You Don’t Have the Right Not to Wear a Mask in Public!
Your uncovered mouth can literally kill
I was threatened with death in my own home yesterday.
The person who did it was a delivery man for a well-known chain of home improvement stores who came to install a new refrigerator. From the moment he walked into my kitchen, I knew he was trouble.
He didn’t seem particularly angry or aggressive, and I didn’t see that he was carrying a gun or a knife. But one look at him convinced me that he represented a mortal danger to me and my family.
You see, this guy dared to come into my home not wearing a mask.
As soon as I saw his face, the first thing I said to him was, “Don’t you have a mask?”
He just shook his head and mumbled, “No.”
I should have asked him to leave right then, but I was so shocked I didn’t think quickly enough to do it.
After exchanging a few words with me about the refrigerator he was bringing and the one that would be taken away, he went out to get his partner. When they came back in, I was even more shocked.
Now they were both wearing masks.
That made it clear: they had been issued masks, but just didn’t bother to put them on until confronted about it. In other words, they didn’t really care about my safety or that of my family. Or maybe they just didn’t believe this whole coronavirus thing. In any case, avoiding the discomfort of wearing a mask was more important to them than the fact that they could kill us by their failure to do so.
Your mask is for my protection, not yours!
Sometimes people have the attitude that because they are willing to take their chances with the virus, it’s their choice whether to wear a mask or not. What they don’t get is that the purpose of the mask isn’t to protect them, but to protect the people around them that they could infect. In an article on their website, Cedars Sinai Hospital says:
“Wearing a mask will keep respiratory secretions within that barrier and help protect others if you’re sick with COVID-19, even if you have minimal or no symptoms.”
So, your choice not to wear a mask when you are around me isn’t about you — it’s about the threat you represent to me. It’s quite possible that you literally have my life not in your hands, but in your mouth.
Without a mask you can kill just by talking
On the same day our deliveryman showed up not wearing the mask he obviously had in his truck, the Washington Post featured a story with the headline:
“Experiment shows human speech generates droplets that linger in the air for more than 8 minutes”
The point of the story is that new research indicates that just by talking in an enclosed space, our mouths can spew out a cloud of “oral fluid droplets” that “could potentially contain enough virus particles to represent an infectious dose.”
One hopeful finding of the research is that loud speech produces the most droplets, so hopefully conversation carried on at a normal level may not be as dangerous. But if you’re not wearing a mask, even that represents a totally unnecessary danger.
This isn’t about civil liberties — it’s about not killing other people!

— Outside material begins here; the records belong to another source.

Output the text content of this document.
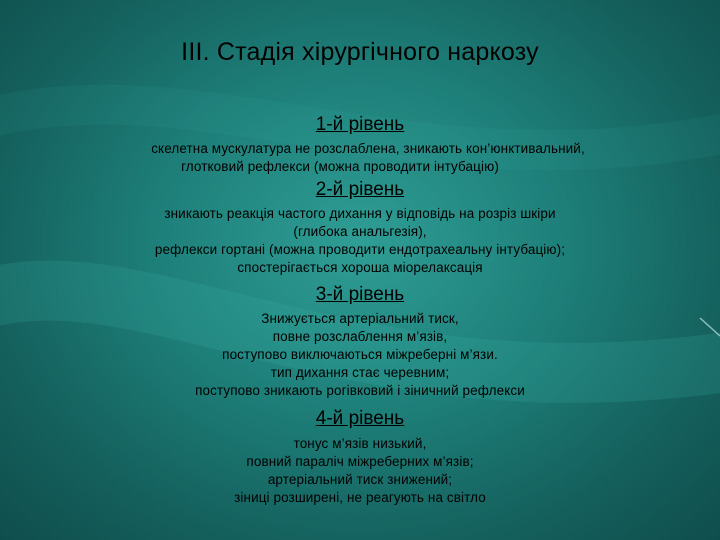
ІІІ. Стадія хірургічного наркозу
1-й рівень
скелетна мускулатура не розслаблена, зникають кон’юнктивальний,
глотковий рефлекси (можна проводити інтубацію)
2-й рівень
зникають реакція частого дихання у відповідь на розріз шкіри
(глибока анальгезія),
рефлекси гортані (можна проводити ендотрахеальну інтубацію);
спостерігається хороша міорелаксація
3-й рівень
Знижується артеріальний тиск,
повне розслаблення м’язів,
поступово виключаються міжреберні м’язи.
тип дихання стає черевним;
поступово зникають рогівковий і зіничний рефлекси
4-й рівень
тонус м’язів низький,
повний параліч міжреберних м’язів;
артеріальний тиск знижений;
зіниці розширені, не реагують на світло
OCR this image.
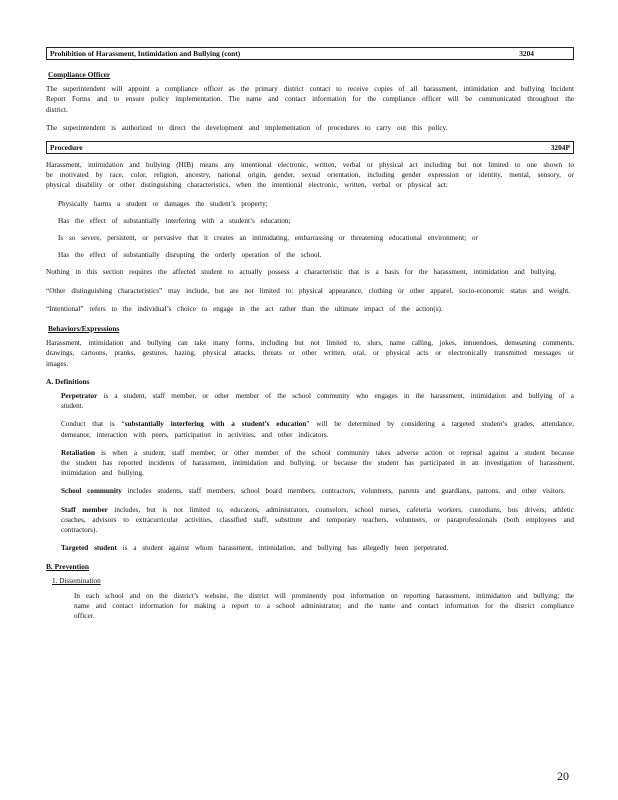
Prohibition of Harassment, Intimidation and Bullying (cont)	3204
Compliance Officer

The superintendent will appoint a compliance officer as the primary district contact to receive copies of all harassment, intimidation and bullying Incident Report Forms and to ensure policy implementation. The name and contact information for the compliance officer will be communicated throughout the district.

The superintendent is authorized to direct the development and implementation of procedures to carry out this policy.

Procedure	3204P

Harassment, intimidation and bullying (HIB) means any intentional electronic, written, verbal or physical act including but not limited to one shown to be motivated by race, color, religion, ancestry, national origin, gender, sexual orientation, including gender expression or identity, mental, sensory, or physical disability or other distinguishing characteristics, when the intentional electronic, written, verbal or physical act:

Physically harms a student or damages the student’s property;
Has the effect of substantially interfering with a student’s education;
Is so severe, persistent, or pervasive that it creates an intimidating, embarrassing or threatening educational environment; or
Has the effect of substantially disrupting the orderly operation of the school.

Nothing in this section requires the affected student to actually possess a characteristic that is a basis for the harassment, intimidation and bullying.

“Other distinguishing characteristics” may include, but are not limited to: physical appearance, clothing or other apparel, socio-economic status and weight.

“Intentional” refers to the individual’s choice to engage in the act rather than the ultimate impact of the action(s).

Behaviors/Expressions

Harassment, intimidation and bullying can take many forms, including but not limited to, slurs, name calling, jokes, innuendoes, demeaning comments, drawings, cartoons, pranks, gestures, hazing, physical attacks, threats or other written, oral, or physical acts or electronically transmitted messages or images.

A. Definitions

Perpetrator is a student, staff member, or other member of the school community who engages in the harassment, intimidation and bullying of a student.

Conduct that is “substantially interfering with a student’s education” will be determined by considering a targeted student’s grades, attendance, demeanor, interaction with peers, participation in activities, and other indicators.

Retaliation is when a student, staff member, or other member of the school community takes adverse action or reprisal against a student because the student has reported incidents of harassment, intimidation and bullying, or because the student has participated in an investigation of harassment, intimidation and bullying.

School community includes students, staff members, school board members, contractors, volunteers, parents and guardians, patrons, and other visitors.

Staff member includes, but is not limited to, educators, administrators, counselors, school nurses, cafeteria workers, custodians, bus drivers, athletic coaches, advisors to extracurricular activities, classified staff, substitute and temporary teachers, volunteers, or paraprofessionals (both employees and contractors).

Targeted student is a student against whom harassment, intimidation, and bullying has allegedly been perpetrated.

B. Prevention
1. Dissemination

In each school and on the district’s website, the district will prominently post information on reporting harassment, intimidation and bullying; the name and contact information for making a report to a school administrator; and the name and contact information for the district compliance officer.

20
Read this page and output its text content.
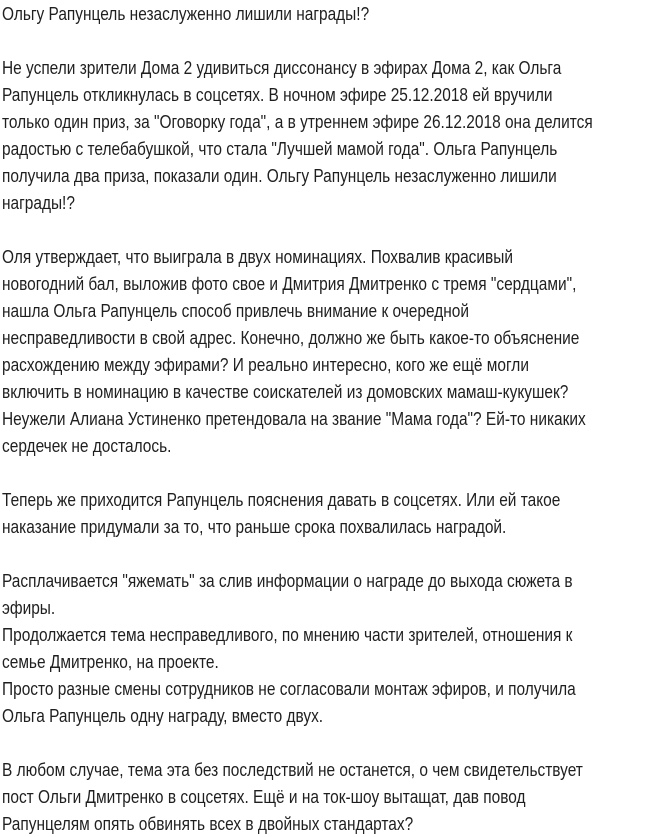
Ольгу Рапунцель незаслуженно лишили награды!?

Не успели зрители Дома 2 удивиться диссонансу в эфирах Дома 2, как Ольга
Рапунцель откликнулась в соцсетях. В ночном эфире 25.12.2018 ей вручили
только один приз, за "Оговорку года", а в утреннем эфире 26.12.2018 она делится
радостью с телебабушкой, что стала "Лучшей мамой года". Ольга Рапунцель
получила два приза, показали один. Ольгу Рапунцель незаслуженно лишили
награды!?

Оля утверждает, что выиграла в двух номинациях. Похвалив красивый
новогодний бал, выложив фото свое и Дмитрия Дмитренко с тремя "сердцами",
нашла Ольга Рапунцель способ привлечь внимание к очередной
несправедливости в свой адрес. Конечно, должно же быть какое-то объяснение
расхождению между эфирами? И реально интересно, кого же ещё могли
включить в номинацию в качестве соискателей из домовских мамаш-кукушек?
Неужели Алиана Устиненко претендовала на звание "Мама года"? Ей-то никаких
сердечек не досталось.

Теперь же приходится Рапунцель пояснения давать в соцсетях. Или ей такое
наказание придумали за то, что раньше срока похвалилась наградой.

Расплачивается "яжемать" за слив информации о награде до выхода сюжета в
эфиры.
Продолжается тема несправедливого, по мнению части зрителей, отношения к
семье Дмитренко, на проекте.
Просто разные смены сотрудников не согласовали монтаж эфиров, и получила
Ольга Рапунцель одну награду, вместо двух.

В любом случае, тема эта без последствий не останется, о чем свидетельствует
пост Ольги Дмитренко в соцсетях. Ещё и на ток-шоу вытащат, дав повод
Рапунцелям опять обвинять всех в двойных стандартах?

For weeks, now, groups in several states have been staging public demonstrations to protest what they consider to be violations of their civil liberties due to COVID-19 restrictions. In many cases, the people who show up for these protests want to show their resistance not only against official stay-at-home mandates from state or local officials, but also against the whole idea of being required to change what they do because of the virus. So, in their demonstrations they deliberately flout the social distancing and mask-wearing recommendations of the health professionals. “IT’S MY RIGHT!” they say.
But the rest of us also have rights — including the right to not be assaulted and possibly killed by you exercising your right to not cover your face.
This isn’t about politics or civil liberties! It’s about consideration for others.
I am someone who is past his 70th birthday, and who has several of the underlying health issues that make a person especially at risk if they contract COVID-19. So my interest in this is intensely personal. But we now know that younger adults with no apparent underlying conditions, and even young children are at mortal risk from this disease.
Even if you think being asked to practice social distancing and to wear a mask are violations of your civil liberties, couldn’t you voluntarily and temporarily yield some of those rights to help keep the rest of us safe?